Elephants have been on this earth from prehistoric times. Their fossil remains keep surfacing in different parts of India. Although this animal was one of the earliest to be protected by law, in 1879 itself, its number has been plummeting at a startling rate. In 1982, catching elephants in the wild was banned. In 1992, the Government of India set up Project Elephant. It has been estimated that only about 50,000 Asian elephants are left in the wild, and India has the largest population, with about 27,000 in the wild and 3,500 in captivity. Recently, the elephant was given the status of “heritage animal”. Still, the increasing pressure on its habitat makes elephant conservation a daunting task. The Gajah report of 2010, which the Elephant Task Force of the then Ministry of Environment and Forest produced, revealed a dismal picture of the status of elephants and their habitat, which continues to dwindle.

The editors of this book gathered 25 people from different parts of the world concerned with the plight of elephants to record their perceptions of the largest of land animals. The list includes Michael Fox, a veterinarian and a nature writer from the United States; Mohamad Ali, a Tamil writer known for his books on nature; Michelle Henley, a specialist in the ecology of the African elephant; Edward Kohli, a wildlifer from Tanzania; and Daphne Sheldrick, a conservationist from Kenya. Her foreword to the book sets the tone for the different chapters.

The book goes beyond conservation. One gets to see the different dimensions of this animal that has been close to humans for millennia.

John Appleby travelled to Sri Lanka after a traumatic, life-crippling experience. He shares the healing experience he had while photographing elephants there. He talks about being surrounded by elephants when he was in a safe hide.

In his words: “I then began to sense a feeling of extreme calmness, different from anything I had ever previously experienced. I had the distinct feeling that the emotional pain related to these past events within my body was being dissolved. I felt as if I was being emotionally ‘washed’ from the inside. I felt for the first time in years a genuine shift and healing of this past pain. I believe that on some level the elephants ‘felt’ my residual pain and shifted it out of me”. Similarly, Priya Davidar gives an account of the elephants that frequented the neighbourhood of Cheetal Walk and talks about the bonding that can develop between elephants in the wild and humans. Iain Douglas-Hamilton, who researched elephants in Tanzania, has talked about such experiences in his book Among the Elephants (1975).

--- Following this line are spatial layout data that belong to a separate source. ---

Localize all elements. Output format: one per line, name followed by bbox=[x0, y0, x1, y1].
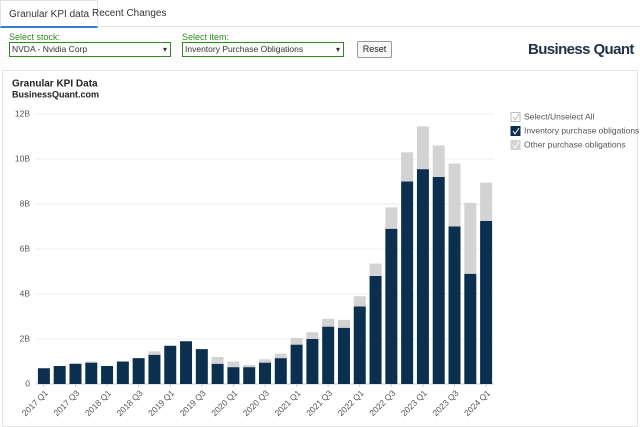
bar-segment bbox=[180, 341, 192, 384]
bar-segment bbox=[243, 367, 255, 384]
bar-segment bbox=[370, 276, 382, 384]
bar-segment bbox=[338, 328, 350, 384]
bar-segment bbox=[322, 319, 334, 327]
bar-segment bbox=[480, 183, 492, 221]
x-tick-label: 2019 Q3 bbox=[178, 388, 208, 418]
y-tick-label: 8B bbox=[20, 198, 31, 208]
bar-segment bbox=[417, 169, 429, 384]
bar-segment bbox=[338, 320, 350, 328]
x-tick-label: 2020 Q3 bbox=[241, 388, 271, 418]
bar-segment bbox=[449, 227, 461, 385]
y-tick-label: 6B bbox=[20, 243, 31, 253]
y-tick-label: 2B bbox=[20, 333, 31, 343]
x-tick-label: 2018 Q3 bbox=[115, 388, 145, 418]
y-tick-label: 0 bbox=[25, 378, 30, 388]
bar-segment bbox=[227, 367, 239, 384]
bar-segment bbox=[449, 164, 461, 227]
bar-segment bbox=[354, 306, 366, 384]
bar-segment bbox=[164, 346, 176, 384]
bar-segment bbox=[275, 354, 287, 359]
y-tick-label: 12B bbox=[15, 108, 30, 118]
legend-label[interactable]: Other purchase obligations bbox=[524, 139, 626, 149]
y-tick-label: 4B bbox=[20, 288, 31, 298]
legend-label[interactable]: Inventory purchase obligations bbox=[524, 125, 639, 135]
chart-subtitle: BusinessQuant.com bbox=[12, 89, 99, 99]
x-tick-label: 2020 Q1 bbox=[209, 388, 239, 418]
bar-segment bbox=[385, 229, 397, 384]
x-tick-label: 2017 Q1 bbox=[20, 388, 50, 418]
bar-segment bbox=[291, 338, 303, 345]
bar-segment bbox=[291, 345, 303, 384]
x-tick-label: 2024 Q1 bbox=[462, 388, 492, 418]
x-tick-label: 2019 Q1 bbox=[146, 388, 176, 418]
bar-segment bbox=[417, 126, 429, 169]
x-tick-label: 2022 Q1 bbox=[336, 388, 366, 418]
bar-segment bbox=[259, 359, 271, 362]
x-tick-label: 2021 Q1 bbox=[272, 388, 302, 418]
bar-segment bbox=[306, 339, 318, 384]
bar-segment bbox=[212, 364, 224, 384]
chart-title: Granular KPI Data bbox=[12, 79, 98, 90]
bar-segment bbox=[133, 358, 145, 384]
bar-segment bbox=[148, 355, 160, 384]
bar-segment bbox=[85, 363, 97, 384]
bar-segment bbox=[54, 366, 66, 384]
bar-segment bbox=[464, 203, 476, 274]
bar-segment bbox=[433, 146, 445, 178]
x-tick-label: 2023 Q3 bbox=[430, 388, 460, 418]
bar-segment bbox=[464, 274, 476, 384]
bar-segment bbox=[243, 365, 255, 367]
bar-segment bbox=[38, 368, 50, 384]
bar-segment bbox=[275, 358, 287, 384]
bar-segment bbox=[101, 366, 113, 384]
bar-segment bbox=[401, 182, 413, 385]
bar-segment bbox=[212, 357, 224, 364]
bar-segment bbox=[354, 296, 366, 306]
x-tick-label: 2017 Q3 bbox=[51, 388, 81, 418]
bar-segment bbox=[385, 207, 397, 228]
y-tick-label: 10B bbox=[15, 153, 30, 163]
x-tick-label: 2022 Q3 bbox=[367, 388, 397, 418]
legend-label[interactable]: Select/Unselect All bbox=[524, 111, 595, 121]
bar-segment bbox=[401, 152, 413, 181]
bar-segment bbox=[227, 362, 239, 368]
bar-segment bbox=[69, 364, 81, 384]
bar-segment bbox=[117, 362, 129, 385]
bar-segment bbox=[148, 351, 160, 354]
bar-segment bbox=[480, 221, 492, 384]
bar-segment bbox=[85, 362, 97, 363]
bar-segment bbox=[322, 327, 334, 384]
x-tick-label: 2018 Q1 bbox=[83, 388, 113, 418]
bar-segment bbox=[370, 264, 382, 276]
x-tick-label: 2021 Q3 bbox=[304, 388, 334, 418]
x-tick-label: 2023 Q1 bbox=[399, 388, 429, 418]
bar-segment bbox=[306, 332, 318, 339]
bar-segment bbox=[259, 363, 271, 384]
bar-segment bbox=[196, 349, 208, 384]
bar-segment bbox=[433, 177, 445, 384]
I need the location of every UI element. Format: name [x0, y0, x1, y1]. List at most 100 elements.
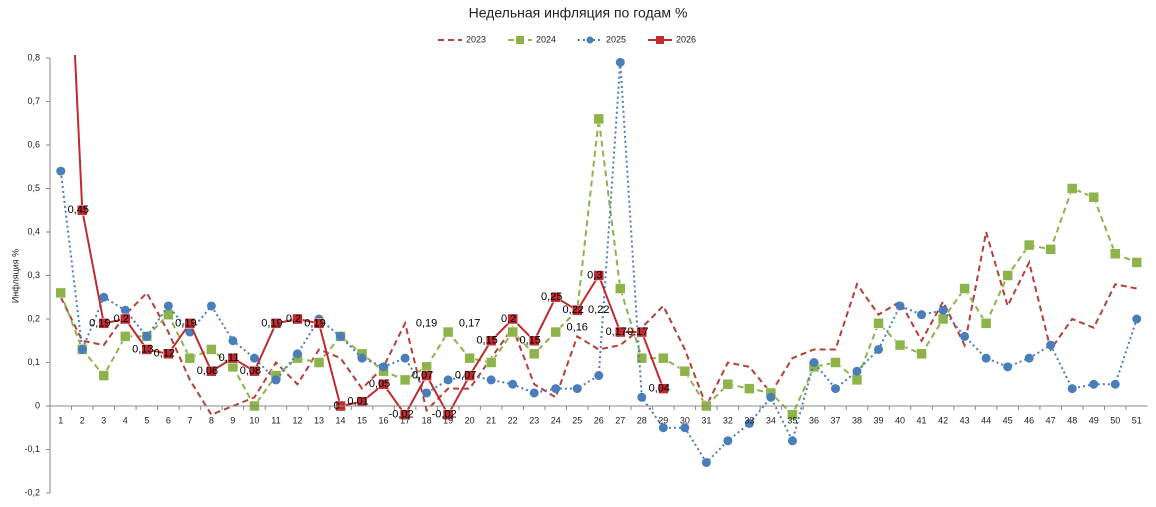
point — [206, 301, 216, 311]
point — [723, 436, 733, 446]
point — [894, 339, 906, 351]
point — [637, 392, 647, 402]
point — [163, 348, 174, 360]
y-tick-label: 0,4 — [27, 226, 40, 236]
x-tick-label: 12 — [292, 415, 302, 425]
x-tick-label: 30 — [680, 415, 690, 425]
data-label: 0,01 — [347, 396, 368, 408]
point — [442, 326, 454, 338]
legend-marker — [586, 36, 594, 44]
data-label: 0,19 — [304, 317, 325, 329]
x-tick-label: 24 — [551, 415, 561, 425]
point — [551, 384, 561, 394]
y-tick-label: -0,2 — [24, 487, 40, 497]
data-label: 0,07 — [412, 369, 433, 381]
x-tick-label: 6 — [166, 415, 171, 425]
x-tick-label: 18 — [422, 415, 432, 425]
point — [895, 301, 905, 311]
data-label: 0,22 — [563, 304, 584, 316]
y-tick-label: 0,2 — [27, 313, 40, 323]
x-tick-label: 13 — [314, 415, 324, 425]
x-tick-label: 27 — [615, 415, 625, 425]
y-tick-label: -0,1 — [24, 444, 40, 454]
point — [1088, 191, 1099, 203]
point — [399, 409, 411, 420]
x-tick-label: 1 — [58, 415, 63, 425]
point — [98, 318, 110, 329]
annotation: 0,22 — [588, 304, 609, 316]
point — [422, 388, 432, 398]
x-tick-label: 7 — [187, 415, 192, 425]
point — [508, 379, 518, 389]
x-tick-label: 33 — [744, 415, 754, 425]
x-tick-label: 47 — [1046, 415, 1056, 425]
point — [615, 326, 626, 338]
point — [571, 305, 583, 316]
x-tick-label: 29 — [658, 415, 668, 425]
x-tick-label: 21 — [486, 415, 496, 425]
x-tick-label: 17 — [400, 415, 410, 425]
data-label: 0,07 — [455, 369, 476, 381]
x-tick-label: 50 — [1110, 415, 1120, 425]
point — [830, 384, 840, 394]
point — [292, 349, 302, 359]
point — [56, 166, 66, 176]
point — [744, 383, 755, 394]
legend-marker — [516, 36, 524, 44]
point — [271, 375, 281, 385]
point — [379, 362, 389, 372]
point — [507, 313, 518, 325]
data-label: 0,19 — [261, 317, 282, 329]
data-label: 0,45 — [68, 204, 89, 216]
y-tick-label: 0,5 — [27, 183, 40, 193]
x-tick-label: 42 — [938, 415, 948, 425]
point — [184, 352, 196, 364]
point — [550, 326, 561, 338]
legend-label: 2025 — [606, 34, 626, 44]
x-tick-label: 45 — [1003, 415, 1013, 425]
x-tick-label: 48 — [1067, 415, 1077, 425]
annotation: 0,19 — [416, 317, 437, 329]
data-label: 0,25 — [541, 291, 562, 303]
x-tick-label: 39 — [874, 415, 884, 425]
x-tick-label: 40 — [895, 415, 905, 425]
x-tick-label: 10 — [249, 415, 259, 425]
data-label: 0,13 — [132, 343, 153, 355]
data-label: 0,08 — [197, 365, 218, 377]
y-axis-label: Инфляция % — [10, 249, 20, 303]
data-label: 0,2 — [286, 313, 301, 325]
x-tick-label: 37 — [830, 415, 840, 425]
point — [120, 305, 130, 315]
y-tick-label: 0 — [35, 400, 40, 410]
point — [960, 331, 970, 341]
point — [1023, 239, 1035, 251]
point — [442, 409, 454, 420]
point — [744, 418, 754, 428]
point — [959, 283, 970, 294]
point — [99, 292, 109, 302]
point — [77, 344, 87, 354]
x-tick-label: 35 — [787, 415, 797, 425]
point — [615, 57, 625, 67]
x-tick-label: 26 — [594, 415, 604, 425]
x-tick-label: 9 — [230, 415, 235, 425]
data-label: 0,15 — [476, 335, 497, 347]
point — [916, 348, 927, 360]
x-tick-label: 11 — [271, 415, 280, 425]
data-label: 0,08 — [240, 365, 261, 377]
x-tick-label: 32 — [723, 415, 733, 425]
x-tick-label: 16 — [379, 415, 389, 425]
legend-label: 2024 — [536, 34, 556, 44]
point — [227, 352, 239, 364]
data-label: 0,17 — [627, 326, 648, 338]
point — [55, 287, 67, 299]
point — [206, 344, 217, 355]
point — [486, 375, 496, 385]
point — [830, 357, 841, 368]
point — [1132, 314, 1142, 324]
point — [313, 357, 325, 368]
series-line — [59, 62, 1138, 465]
point — [1089, 379, 1099, 389]
legend-label: 2026 — [676, 34, 696, 44]
point — [120, 313, 131, 325]
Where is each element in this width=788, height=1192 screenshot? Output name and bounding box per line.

May Bradshaw, active in the new field of trans-species psychology, writes about mourning rituals among elephants. Author of the path-breaking book Elephants on the Edge: What Animals Teach Us about Humanity , she points out that elephants may be aware of the transition from life to death. A few stories of elephant grief and burials are narrated. A moving account by Rajeev Srivatsava, a forest officer in Tamil Nadu, of an elephant bidding a tearful farewell to her dead calf in the Palani ranges supports this insight.

The book is elegantly produced, and the photographs, both in colour and in black and white, have been reproduced sharply. One photograph, by Norwyn Cole, of a close-up of an elephant trunk resting over a large tusk stands out. Colour paintings by elephant calves, given by the Elephant Gallery in Thailand, and two poems on elephants add value to the book.